O Presidente da República diz que as primeiras informações sobre a queda da aeronave apontavam para a possibilidade de existirem também habitações atingidas, pelo que, “estando ali ao lado”, entendeu “estar presente naquele momento”

O Presidente da República explicou que na segunda-feira estava próximo de Tires (Cascais), onde a queda de uma aeronave fez cinco mortos, e por esse motivo quis passar onde aconteceu uma tragédia que "podia ter sido muito pior".

"Estava próximo e as noticias que tinha eram, felizmente, por que depois não se confirmou, muito piores", declarou Marcelo Rebelo de Sousa, falando aos jornalistas esta terça-feira à margem de uma cerimónia em Lisboa.

O chefe de Estado acrescentou que teve informações na segunda-feira de que "habitações podiam ter sido atingidas também" na queda da aeronave.

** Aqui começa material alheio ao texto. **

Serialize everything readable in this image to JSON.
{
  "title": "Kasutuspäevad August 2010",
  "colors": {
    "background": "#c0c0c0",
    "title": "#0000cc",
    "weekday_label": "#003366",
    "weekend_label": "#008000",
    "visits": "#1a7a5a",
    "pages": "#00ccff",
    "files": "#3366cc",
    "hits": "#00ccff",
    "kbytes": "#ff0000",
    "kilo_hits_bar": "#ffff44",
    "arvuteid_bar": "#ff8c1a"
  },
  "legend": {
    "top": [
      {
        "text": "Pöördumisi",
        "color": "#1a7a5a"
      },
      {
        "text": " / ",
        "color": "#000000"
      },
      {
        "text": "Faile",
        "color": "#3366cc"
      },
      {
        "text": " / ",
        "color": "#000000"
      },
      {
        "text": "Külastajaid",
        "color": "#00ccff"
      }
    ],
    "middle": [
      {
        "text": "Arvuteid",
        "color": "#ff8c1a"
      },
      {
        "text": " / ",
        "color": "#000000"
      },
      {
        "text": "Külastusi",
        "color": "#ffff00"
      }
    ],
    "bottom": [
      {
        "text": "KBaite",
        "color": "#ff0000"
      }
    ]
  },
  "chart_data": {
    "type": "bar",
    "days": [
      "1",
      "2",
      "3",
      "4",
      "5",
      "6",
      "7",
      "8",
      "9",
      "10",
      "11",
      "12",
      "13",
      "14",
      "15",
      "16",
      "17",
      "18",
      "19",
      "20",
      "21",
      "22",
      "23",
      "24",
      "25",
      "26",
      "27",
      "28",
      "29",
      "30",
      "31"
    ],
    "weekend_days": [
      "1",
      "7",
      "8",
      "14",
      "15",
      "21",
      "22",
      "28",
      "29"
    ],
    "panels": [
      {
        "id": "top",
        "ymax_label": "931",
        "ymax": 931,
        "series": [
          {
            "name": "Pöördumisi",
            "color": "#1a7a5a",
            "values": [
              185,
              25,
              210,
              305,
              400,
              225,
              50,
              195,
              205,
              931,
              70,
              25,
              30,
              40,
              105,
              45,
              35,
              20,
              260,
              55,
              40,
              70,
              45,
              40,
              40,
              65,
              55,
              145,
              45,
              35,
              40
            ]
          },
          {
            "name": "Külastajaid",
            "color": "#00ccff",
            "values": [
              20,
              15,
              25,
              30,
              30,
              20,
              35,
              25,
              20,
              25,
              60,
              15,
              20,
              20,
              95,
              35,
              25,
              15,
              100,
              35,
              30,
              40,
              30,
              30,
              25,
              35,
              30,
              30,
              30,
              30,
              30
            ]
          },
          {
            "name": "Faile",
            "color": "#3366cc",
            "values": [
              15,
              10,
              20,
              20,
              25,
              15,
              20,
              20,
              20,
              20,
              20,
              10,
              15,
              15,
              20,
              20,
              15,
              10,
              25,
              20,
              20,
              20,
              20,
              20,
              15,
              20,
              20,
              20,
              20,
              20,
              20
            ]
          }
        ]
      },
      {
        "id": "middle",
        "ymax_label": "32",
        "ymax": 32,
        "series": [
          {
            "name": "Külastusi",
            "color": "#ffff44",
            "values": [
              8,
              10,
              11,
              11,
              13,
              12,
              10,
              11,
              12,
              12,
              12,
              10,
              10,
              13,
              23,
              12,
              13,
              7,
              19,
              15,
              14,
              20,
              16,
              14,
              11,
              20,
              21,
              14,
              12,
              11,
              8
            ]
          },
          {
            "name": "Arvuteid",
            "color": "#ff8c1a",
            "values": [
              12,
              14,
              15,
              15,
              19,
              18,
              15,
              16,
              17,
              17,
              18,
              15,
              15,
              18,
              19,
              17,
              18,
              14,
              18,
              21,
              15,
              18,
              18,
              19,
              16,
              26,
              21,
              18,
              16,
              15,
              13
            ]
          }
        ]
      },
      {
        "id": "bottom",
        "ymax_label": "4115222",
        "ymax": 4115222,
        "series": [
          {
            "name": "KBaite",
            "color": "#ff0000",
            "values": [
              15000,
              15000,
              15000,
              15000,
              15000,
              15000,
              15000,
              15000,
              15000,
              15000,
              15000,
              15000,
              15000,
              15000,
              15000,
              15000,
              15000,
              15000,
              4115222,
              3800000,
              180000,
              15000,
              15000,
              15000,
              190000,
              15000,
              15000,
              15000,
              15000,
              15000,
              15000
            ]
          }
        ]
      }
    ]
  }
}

"Temia-se isso e entendi que devia, estando ali ao lado, estar presente naquele momento que podia ter sido muito pior", prosseguiu, antes de endereçar os sentimentos a quem perdeu familiares e amigos no acidente.

Um comunicado do aeródromo municipal de Cascais, em Tires, informou que, pelas 11h05 de segunda-feira, "o voo de um operador privado, Symbios Orthopedic, envolvendo uma aeronave PA-31, que descolava de Cascais com destino a Marselha, com três passageiros e um tripulante a bordo, sofreu um acidente fora do espaço aeroportuário".

O bimotor Piper, modelo Cheyenne II, da empresa especializada em implantes ortopédicos, despenhou-se após percorrer cerca de dois quilómetros, no parque de descargas de um supermercado LIDL, numa densa área habitacional.

De acordo com uma fonte do setor aeronáutico, o piloto tinha nacionalidade suíça e os passageiros, duas mulheres e um homem, tinham nacionalidade francesa.
Além da tripulação, morreu também um homem que estava no local onde se despenhou a aeronave.

O Presidente da República passou pelo local para se inteirar das operações de socorro, que mobilizaram 128 operacionais e 47 viaturas.

O Gabinete de Prevenção e Investigação de Acidentes com Aeronaves e de Acidentes Ferroviários (GPIAAF) anunciou que vai publicar, no prazo de 30 dias, o relatório preliminar sobre a queda de uma aeronave em Tires.